|Takahashi, Kenichi - NAT FOOD RES INST, JAPAN|
|Soto, Nahoto - NAT FOOD RES INST, JAPAN|
Submitted to: Journal of Stored Products Research
Publication Type: Peer Reviewed Journal
Publication Acceptance Date: March 27, 2002
Publication Date: June 15, 2003
Citation: ARTHUR, F.H., TAKAHASHI, K., SOTO, N., HOERNEMANN, C.K. POTENTIAL FOR AUTUMN AERATION OF STORED ROUGH RICE AND THE POTENTIAL NUMBER OF GENERATIONS OF SITOPHILUS ZEAMAIS MOTSCHULSKY IN MILLED RICE IN JAPAN. JOURNAL OF STORED PRODUCTS RESEARCH 39: 471-487. 2003. Interpretive Summary: In Japan rice is stored as rough rice in bins and silos or as bagged milled rice in cold storage. During summer milled rice can be removed from storage and stored at ambient conditions, where it is vulnerable to insect pests. Aeration with low-volume ambient air is not part of most programs in Japan for managing insects in stored rough rice, and background information and data are needed to determine if this strategy would be appropriate for Japan. We used historical weather data to classify the country of Japan into different regions, and showed that weather conditions would allow the use of aeration throughout much of the country to cool rough rice stored in the fall. In addition, several generations of insects could be completed during the summer if milled rice is removed from cold storage and becomes infested at ambient conditions.
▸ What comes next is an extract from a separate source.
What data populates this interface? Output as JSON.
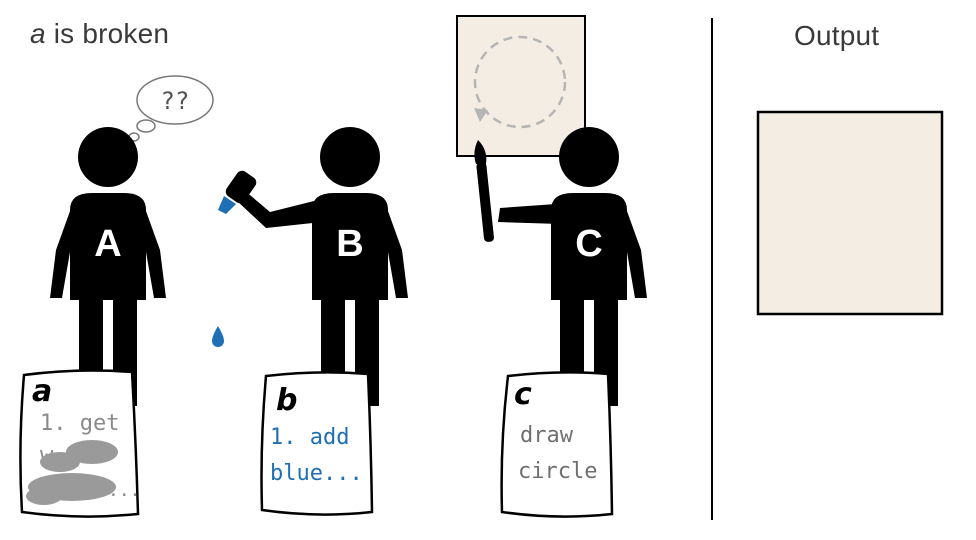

These simulation studies show how historical weather data can be used to develop risk management models for stored rough rice and for bagged milled rice in Japan.
Technical Abstract: Historical weather data from 84 sites in Japan were used to estimate the number of hours at or below 15 degrees C. from 1 September to 31 October, in order to evaluate the potential for using aeration at a threshold level of 15 degrees C. to cool rough rice stored during autumn. Data from the temperature analysis were used to arbitrarily divide Japan into 10 climatic zones, one site was chosen to represent each zone, and an estimated date of storage was assigned to each site. At an airflow rate of 0.0013 m3/s/m3, the time required to cool a storage silo containing rough rice to 15 degrees C. ranged from 85 days in southern Japan to 5 days in northern Japan. Historical weather data for the same sites were also used to estimate the average number of hours below 15 degrees C. from 1 May to 30 October, so as to evaluate the potential of Sitophilus oryzae (L.), the rice weevil and Sitophilus zeamais (Motschulsky), the maize weevil to infest bagged milled rice at ambient or uncontrolled temperatures. At each station, there is a decrease in the number of days required to complete a generation, and a corresponding increase in the predicted number of generations as relative humidity increased. In addition, with each successive increase in relative humidity, the predicted number of generations generally increased with the northward progression of the temperature zones.